Adding strength to the chorus of voices from the opposition, the Women’s Major Groups, representing over 600 women’s groups from more than 100 countries, have also faulted the development agenda, criticising its shortcomings.

Shannon Kowalski, director of Advocacy and Policy at the International Women’s Health Coalition, told IPS the SDGs could be a major milestone for women and girls.

They have much to gain: better economic opportunities, sexual and reproductive health care and information and protection of reproductive rights, access to education, and lives free from violence, she noted.

“But in order to make this vision a reality, we have to ensure gender equality is at the heart of our efforts, recognising that it is a prerequisite for sustainable development,” she added.

The coalition includes Women in Europe for a Common Future, Equidad de Genero (Mexico), Global Forest Coalition, Women Environmental Programme, Asia Pacific Forum on Women, Law and Development, WEDO (Women’s Environment and Development) and the Forum of Women’s NGOs (Kyrgyzstan).

Kowalski also expressed disappointment over the outcome of the recently concluded conference on Financing for Development (FfD) in Addis Ababa.

“We hoped for a progressive and fair financing agreement that addressed the root causes of global economic inequality and its impact on women’s and girls’ lives. But that’s not what we got,” she said.

“We expected strong commitments on financing for gender equality and recognition of the value of women’s unpaid care work.
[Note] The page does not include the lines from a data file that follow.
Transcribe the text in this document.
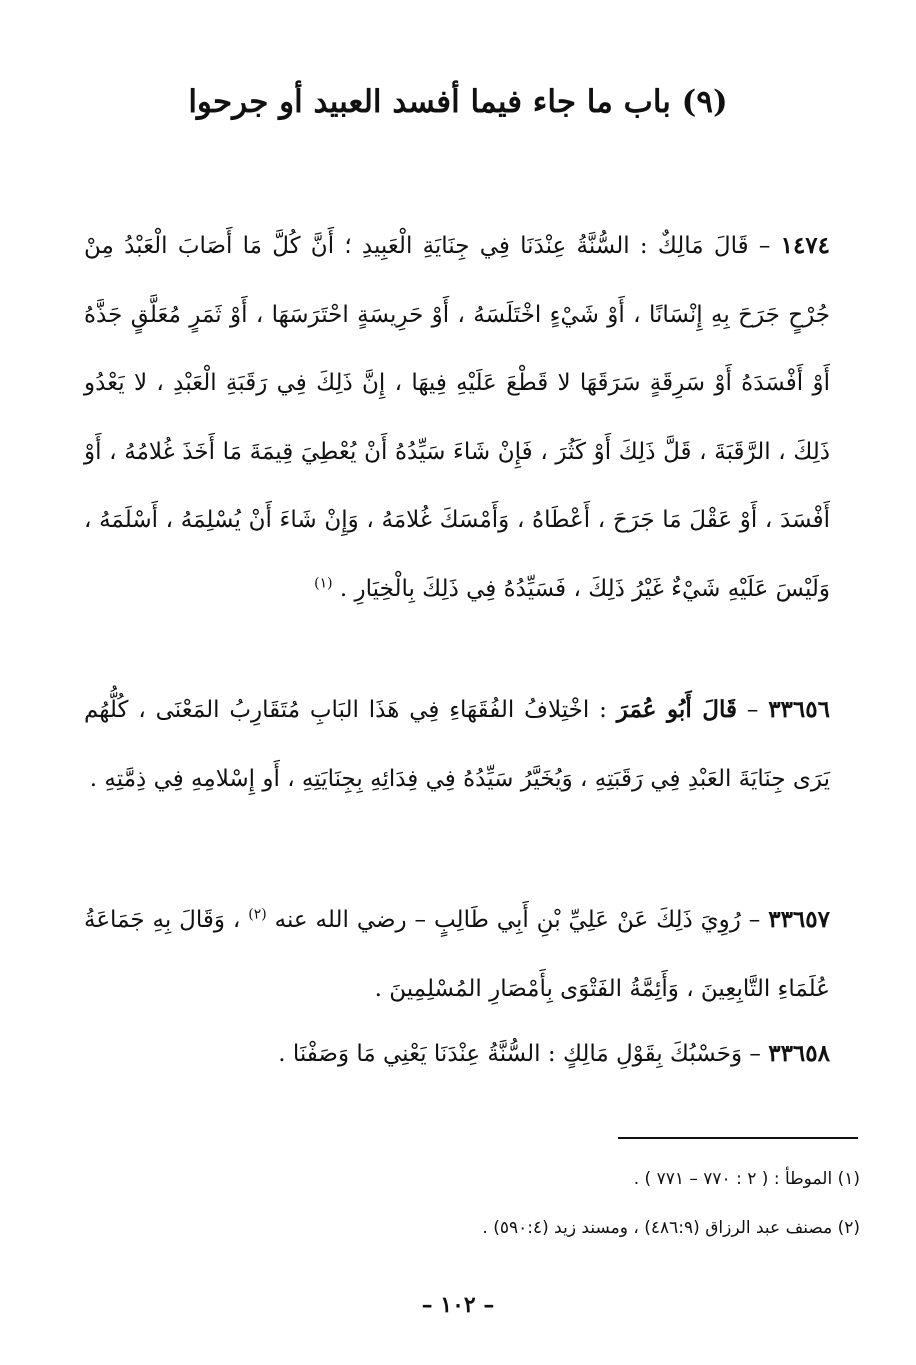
(٩) باب ما جاء فيما أفسد العبيد أو جرحوا

١٤٧٤ – قَالَ مَالِكٌ : السُّنَّةُ عِنْدَنَا فِي جِنَايَةِ الْعَبِيدِ ؛ أَنَّ كُلَّ مَا أَصَابَ الْعَبْدُ مِنْ جُرْحٍ جَرَحَ بِهِ إِنْسَانًا ، أَوْ شَيْءٍ اخْتَلَسَهُ ، أَوْ حَرِيسَةٍ احْتَرَسَهَا ، أَوْ ثَمَرٍ مُعَلَّقٍ جَذَّهُ أَوْ أَفْسَدَهُ أَوْ سَرِقَةٍ سَرَقَهَا لا قَطْعَ عَلَيْهِ فِيهَا ، إِنَّ ذَلِكَ فِي رَقَبَةِ الْعَبْدِ ، لا يَعْدُو ذَلِكَ ، الرَّقَبَةَ ، قَلَّ ذَلِكَ أَوْ كَثُرَ ، فَإِنْ شَاءَ سَيِّدُهُ أَنْ يُعْطِيَ قِيمَةَ مَا أَخَذَ غُلامُهُ ، أَوْ أَفْسَدَ ، أَوْ عَقْلَ مَا جَرَحَ ، أَعْطَاهُ ، وَأَمْسَكَ غُلامَهُ ، وَإِنْ شَاءَ أَنْ يُسْلِمَهُ ، أَسْلَمَهُ ، وَلَيْسَ عَلَيْهِ شَيْءٌ غَيْرُ ذَلِكَ ، فَسَيِّدُهُ فِي ذَلِكَ بِالْخِيَارِ . $^{(١)}$

٣٣٦٥٦ – قَالَ أَبُو عُمَرَ : اخْتِلافُ الفُقَهَاءِ فِي هَذَا البَابِ مُتَقَارِبُ المَعْنَى ، كُلُّهُم يَرَى جِنَايَةَ العَبْدِ فِي رَقَبَتِهِ ، وَيُخَيَّرُ سَيِّدُهُ فِي فِدَائِهِ بِجِنَايَتِهِ ، أَو إِسْلامِهِ فِي ذِمَّتِهِ .

٣٣٦٥٧ – رُوِيَ ذَلِكَ عَنْ عَلِيِّ بْنِ أَبِي طَالِبٍ – رضي الله عنه $^{(٢)}$ ، وَقَالَ بِهِ جَمَاعَةُ عُلَمَاءِ التَّابِعِينَ ، وَأَئِمَّةُ الفَتْوَى بِأَمْصَارِ المُسْلِمِينَ .

٣٣٦٥٨ – وَحَسْبُكَ بِقَوْلِ مَالِكٍ : السُّنَّةُ عِنْدَنَا يَعْنِي مَا وَصَفْنَا .

(١) الموطأ : ( ٢ : ٧٧٠ – ٧٧١ ) .
(٢) مصنف عبد الرزاق (٤٨٦:٩) ، ومسند زيد (٥٩٠:٤) .
– ١٠٢ –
We expected governments to address the systemic drivers of inequalities within and between countries, to establish fair tax policies, to stop illicit financial flows, and to address injustices in international trade structures that disadvantage the poorest countries.”

“We were disappointed that there were no new commitments to increase public financing in order to achieve the SDGs,” Kowalski declared.
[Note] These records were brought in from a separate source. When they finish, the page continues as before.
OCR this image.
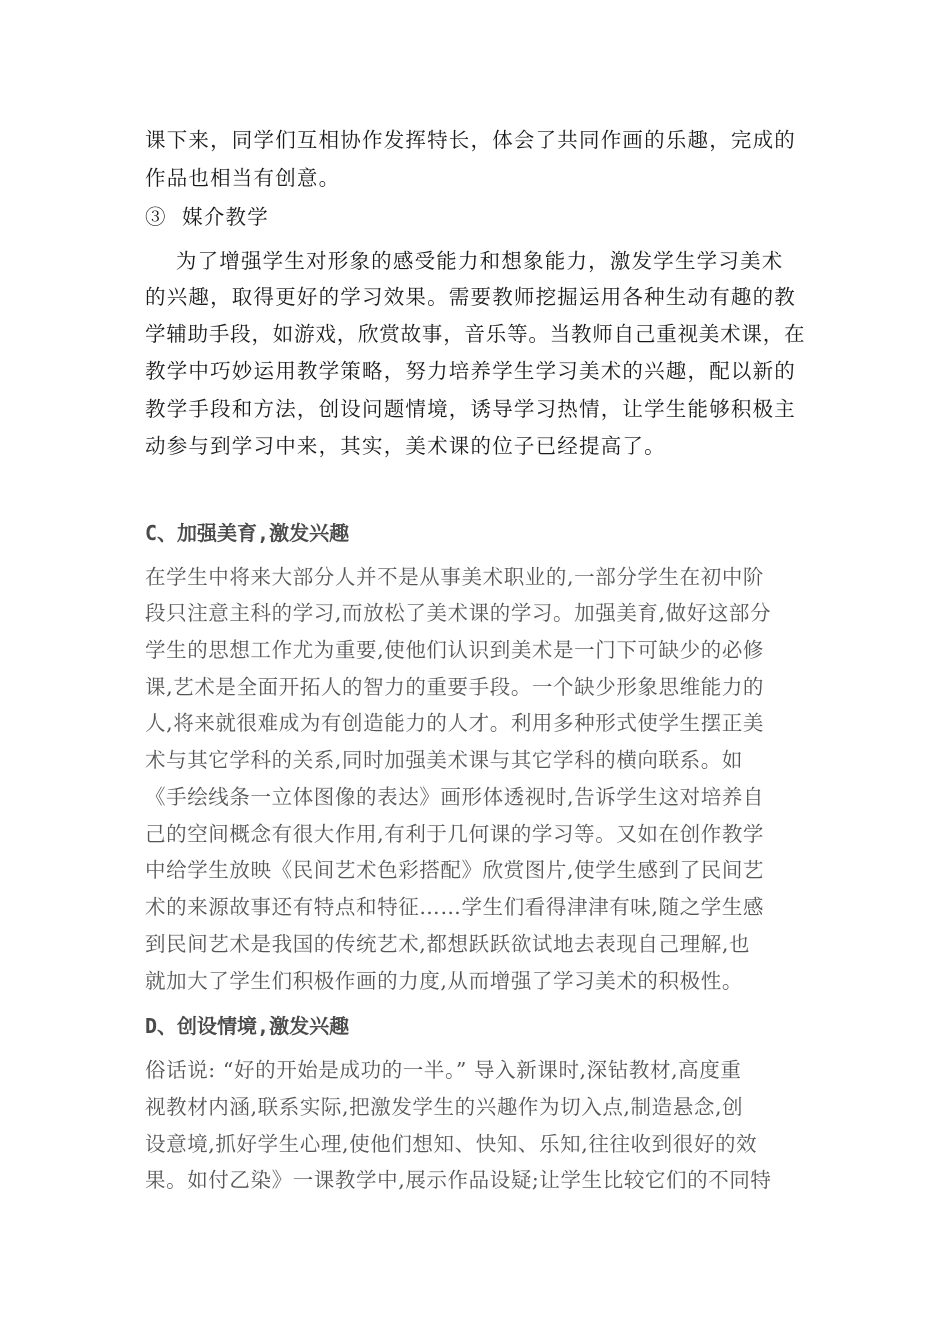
课下来，同学们互相协作发挥特长，体会了共同作画的乐趣，完成的
作品也相当有创意。
③  媒介教学
为了增强学生对形象的感受能力和想象能力，激发学生学习美术
的兴趣，取得更好的学习效果。需要教师挖掘运用各种生动有趣的教
学辅助手段，如游戏，欣赏故事，音乐等。当教师自己重视美术课，在
教学中巧妙运用教学策略，努力培养学生学习美术的兴趣，配以新的
教学手段和方法，创设问题情境，诱导学习热情，让学生能够积极主
动参与到学习中来，其实，美术课的位子已经提高了。
C、加强美育,激发兴趣
在学生中将来大部分人并不是从事美术职业的,一部分学生在初中阶
段只注意主科的学习,而放松了美术课的学习。加强美育,做好这部分
学生的思想工作尤为重要,使他们认识到美术是一门下可缺少的必修
课,艺术是全面开拓人的智力的重要手段。一个缺少形象思维能力的
人,将来就很难成为有创造能力的人才。利用多种形式使学生摆正美
术与其它学科的关系,同时加强美术课与其它学科的横向联系。如
《手绘线条一立体图像的表达》画形体透视时,告诉学生这对培养自
己的空间概念有很大作用,有利于几何课的学习等。又如在创作教学
中给学生放映《民间艺术色彩搭配》欣赏图片,使学生感到了民间艺
术的来源故事还有特点和特征……学生们看得津津有味,随之学生感
到民间艺术是我国的传统艺术,都想跃跃欲试地去表现自己理解,也
就加大了学生们积极作画的力度,从而增强了学习美术的积极性。
D、创设情境,激发兴趣
俗话说: “好的开始是成功的一半。” 导入新课时,深钻教材,高度重
视教材内涵,联系实际,把激发学生的兴趣作为切入点,制造悬念,创
设意境,抓好学生心理,使他们想知、快知、乐知,往往收到很好的效
果。如付乙染》一课教学中,展示作品设疑;让学生比较它们的不同特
Carvalho of Amnesty International said, “It will be impossible to achieve truly transformative sustainable development and to leave no one behind without conducting regular, transparent, holistic and participatory reviews of progress and setbacks at all levels.”

“The agenda acknowledges the need for international financial institutions (IFIs) to respect domestic policy, but does not go far enough to ensure that their activities to do contribute to any human rights violations.”

“I think we need to strengthen the argument for the agenda to be universal – when all countries have to deliver on their commitments and obligations.”

These, he said, include Official Development Assistance (ODA) and tax justice.

Meanwhile, in a statement released to IPS, Beyond 2015, described as a global civil society campaign pushing for a strong successor to the Millennium Development Goals (MDGs), said “for the SDGs to have a real impact on people’s lives everywhere, people themselves must participate in implementing the goals and reviewing progress, and be active agents in decisions affecting them.”

The Beyond 2015 Campaign said it welcomes the focus on inclusion and participation reflected in the current draft that is being negotiated at the United Nations, and “we count on governments to translate their commitments into action as soon as the SDGs are adopted.”

In implementing the SDGs, it is crucial that states honour their commitment to “leave no one behind”.

“This means tracking progress for all social and economic groups, especially the most vulnerable and marginalized, drawing upon data from a wider range of sources, and regular scrutiny with the involvement of people themselves,” the statement added.

Additionally, an even higher level of participation and inclusion is needed, at all levels, when implementation starts.

“People must be aware of the new agenda and take ownership of the goals for real and sustainable changes to occur.”

The Beyond 2015 campaign also welcomed the commitment to an open and transparent follow-up framework for the SDGs, grounded in people’s participation at multiple levels.

“We believe the current draft could be improved by including specific time-bound commitments and endorsing civil society’s role in generating data to review commitments,” it said.

“We insist on the need for governments to translate the SDGs into national commitments as this is a crucial step for governments to be genuinely accountable to people everywhere.”